Gentlemen, you're right, of course. It may not be strictly related to any real use case. End of discussion?
But I would like to say that the screenshots make me slightly concerned about the instrument's reliability because the voltages are dropping too soon. Perhaps I'm missing something, but with DG811, the process takes an order of magnitude time longer (see the image below). Similar signals, the yellow trace shows the DC waveform which is used to trigger the scope and the other trace is for the same 500 Hz square wave signal. There are almost 11 ms between the first sign of power problem in the left and the last falling edge in the right part of the screen. Both the channels are loaded with 50 Ohm pass-throug terminators. Nevertheless, the yellow line is horizontal, the voltage is not dropping. While on the screenshots above, despite the DC channel is not loaded, the voltage starts gradually decaying in less than 1 ms after the power off event. If enough energy remains inside?
It seems in DG811 the power failure signal is generated well in advance, likely using the information from the primary side of the PS (as it should be done).

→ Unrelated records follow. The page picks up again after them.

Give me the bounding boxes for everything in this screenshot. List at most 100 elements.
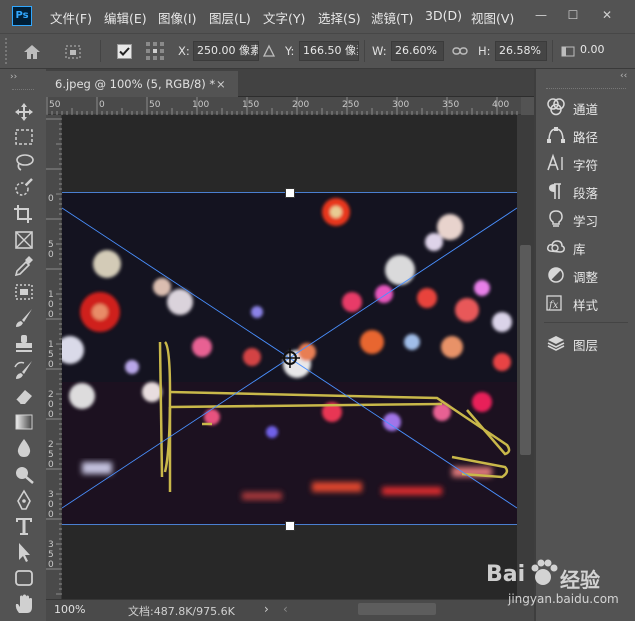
menu-edit[interactable]: 编辑(E) — [104, 8, 147, 27]
ruler-tick-label: 0 — [48, 500, 54, 510]
document-info: 文档:487.8K/975.6K — [128, 605, 235, 618]
panel-libraries-label: 库 — [573, 242, 586, 257]
ruler-tick-label: 0 — [48, 460, 54, 470]
zoom-level[interactable]: 100% — [54, 603, 85, 616]
close-window-button[interactable]: ✕ — [594, 4, 620, 26]
ruler-tick-label: 50 — [49, 100, 61, 110]
panel-paths[interactable]: 路径 — [543, 123, 633, 147]
marquee-tool-icon[interactable] — [12, 126, 36, 148]
panel-libraries[interactable]: 库 — [543, 235, 633, 259]
crop-tool-icon[interactable] — [12, 203, 36, 225]
panel-paragraph[interactable]: 段落 — [543, 179, 633, 203]
brush-tool-icon[interactable] — [12, 307, 36, 329]
panel-character[interactable]: 字符 — [543, 151, 633, 175]
quick-selection-tool-icon[interactable] — [12, 177, 36, 199]
transform-handle-top[interactable] — [285, 188, 295, 198]
adjustments-icon — [548, 267, 564, 283]
transform-handle-bottom[interactable] — [285, 521, 295, 531]
paths-icon — [547, 127, 565, 143]
panel-divider-line — [544, 322, 628, 323]
menu-type[interactable]: 文字(Y) — [263, 8, 305, 27]
watermark-brand: Bai — [486, 562, 526, 587]
options-grip[interactable] — [5, 38, 15, 64]
dodge-tool-icon[interactable] — [12, 463, 36, 485]
gradient-tool-icon[interactable] — [12, 411, 36, 433]
link-xy-icon[interactable] — [262, 44, 276, 58]
ruler-tick-label: 150 — [242, 100, 260, 110]
rotate-angle-field[interactable]: 0.00 — [577, 41, 632, 61]
width-field[interactable]: 26.60% — [391, 41, 444, 61]
tools-grip[interactable] — [12, 89, 34, 93]
panel-grip[interactable] — [546, 88, 626, 92]
x-label: X: — [178, 44, 190, 58]
type-tool-icon[interactable] — [12, 515, 36, 537]
status-menu-arrow[interactable]: › — [264, 602, 269, 616]
rotate-angle-icon — [561, 46, 575, 57]
tools-panel: ›› — [0, 69, 46, 621]
menu-3d[interactable]: 3D(D) — [425, 8, 462, 23]
horizontal-scroll-thumb[interactable] — [358, 603, 436, 615]
menu-select[interactable]: 选择(S) — [318, 8, 361, 27]
hand-tool-icon[interactable] — [12, 593, 36, 615]
menu-image[interactable]: 图像(I) — [158, 8, 196, 27]
menu-filter[interactable]: 滤镜(T) — [371, 8, 413, 27]
panel-adjustments[interactable]: 调整 — [543, 263, 633, 287]
document-image[interactable] — [62, 192, 517, 525]
maximize-button[interactable]: ☐ — [560, 4, 586, 26]
libraries-icon — [547, 240, 565, 253]
reference-point-grid-icon[interactable] — [145, 41, 165, 61]
reference-point-checkbox[interactable] — [117, 44, 132, 59]
minimize-button[interactable]: — — [528, 4, 554, 26]
watermark-url: jingyan.baidu.com — [508, 592, 619, 606]
baidu-jingyan-watermark: Bai 经验 jingyan.baidu.com — [468, 552, 628, 612]
document-tab[interactable]: 6.jpeg @ 100% (5, RGB/8) * × — [46, 71, 238, 97]
vertical-scroll-thumb[interactable] — [520, 245, 531, 455]
ruler-tick-label: 2 — [48, 390, 54, 400]
ruler-tick-label: 0 — [48, 400, 54, 410]
ruler-tick-label: 1 — [48, 340, 54, 350]
y-label: Y: — [285, 44, 295, 58]
clone-stamp-tool-icon[interactable] — [12, 333, 36, 355]
panel-paragraph-label: 段落 — [573, 186, 599, 201]
panel-channels-label: 通道 — [573, 102, 599, 117]
history-brush-tool-icon[interactable] — [12, 359, 36, 381]
h-label: H: — [478, 44, 491, 58]
move-tool-icon[interactable] — [12, 101, 36, 123]
ruler-tick-label: 250 — [342, 100, 360, 110]
eraser-tool-icon[interactable] — [12, 385, 36, 407]
panel-dock: ‹‹ 通道 路径 字符 段落 学习 库 调整 fx 样式 图层 — [536, 69, 635, 621]
panel-learn[interactable]: 学习 — [543, 207, 633, 231]
frame-tool-icon[interactable] — [12, 229, 36, 251]
panel-layers[interactable]: 图层 — [543, 331, 633, 355]
ruler-tick-label: 0 — [48, 194, 54, 204]
path-selection-tool-icon[interactable] — [12, 541, 36, 563]
blur-tool-icon[interactable] — [12, 437, 36, 459]
scroll-left-icon[interactable]: ‹ — [283, 602, 288, 616]
pen-tool-icon[interactable] — [12, 489, 36, 511]
ruler-tick-label: 400 — [492, 100, 510, 110]
menu-layer[interactable]: 图层(L) — [209, 8, 251, 27]
close-tab-icon[interactable]: × — [216, 71, 226, 97]
ruler-tick-label: 350 — [442, 100, 460, 110]
y-position-field[interactable]: 166.50 像素 — [299, 41, 359, 61]
home-icon[interactable] — [22, 43, 42, 61]
ruler-tick-label: 1 — [48, 290, 54, 300]
lasso-tool-icon[interactable] — [12, 151, 36, 173]
panel-styles[interactable]: fx 样式 — [543, 291, 633, 315]
height-field[interactable]: 26.58% — [495, 41, 547, 61]
menu-view[interactable]: 视图(V) — [471, 8, 514, 27]
patch-tool-icon[interactable] — [12, 281, 36, 303]
channels-icon — [547, 98, 565, 116]
menu-file[interactable]: 文件(F) — [50, 8, 92, 27]
collapse-tools-icon[interactable]: ›› — [10, 72, 17, 82]
panel-channels[interactable]: 通道 — [543, 95, 633, 119]
rectangle-tool-icon[interactable] — [12, 567, 36, 589]
ruler-tick-label: 5 — [48, 550, 54, 560]
collapse-panels-icon[interactable]: ‹‹ — [620, 71, 627, 81]
link-aspect-icon[interactable] — [452, 44, 468, 58]
eyedropper-tool-icon[interactable] — [12, 255, 36, 277]
character-icon — [547, 153, 563, 171]
ruler-tick-label: 200 — [292, 100, 310, 110]
move-transform-icon[interactable] — [62, 42, 84, 62]
x-position-field[interactable]: 250.00 像素 — [193, 41, 259, 61]
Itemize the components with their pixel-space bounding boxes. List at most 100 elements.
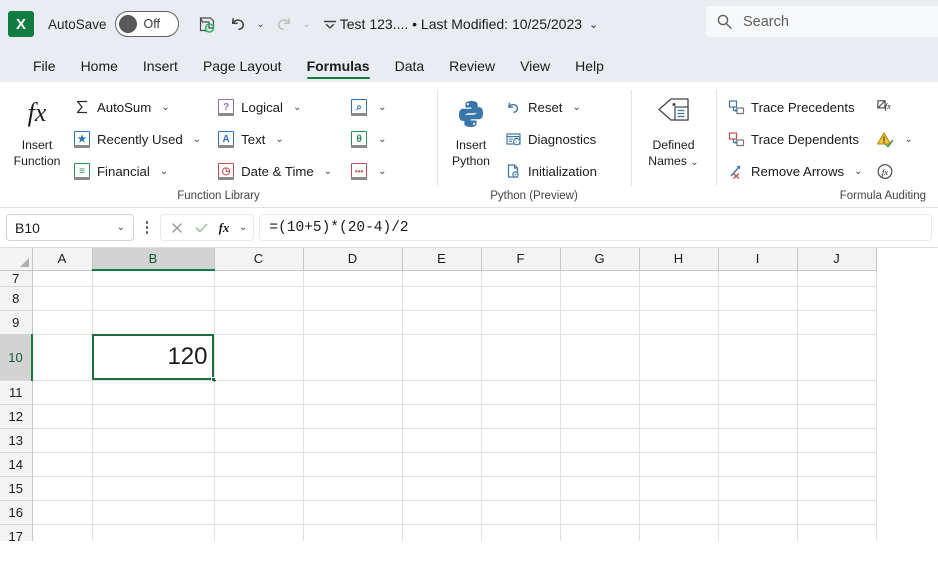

What if Rigol is more used to design an instrument-grade PSUs in-house (whatever it costs), while it's natural for Siglent to outsource that work to contractors? That also explains why the problem can be seen not with every instrument, as it depends on exact model of the general-purpose PSU, which may vary from batch to batch.
The timing may be directly related to the reliability because the device is controlled by application processor. Typically, a chip like that uses several power voltages and the power on and off sequences are not up to the user. The sequences are stipulated by the chip vendor and must be obeyed. To make it easier to use the chip, the vendor typically provides an auxiliary chip (PMIC) that performs the sequencing automatically. Anyway, for that processor, the sequence takes tens of milliseconds, IIRC.
So on power failure notification, the processor have to gracefully finish with all the business logic and with all the housekeeping tasks like bad block re-allocation, etc., then, optionally, to disable as much peripherals as possible, and finally to instruct the PMIC to start with the power off sequence. That requires reservation of enough energy for PMIC. Otherwise, all the power voltages will be abruptly interrupted, violating the prescribed sequence. The vendor does not qualify the processor for such abnormal cases. Nobody knows what will happen. Perhaps nothing, but it's actually a Russian roulette.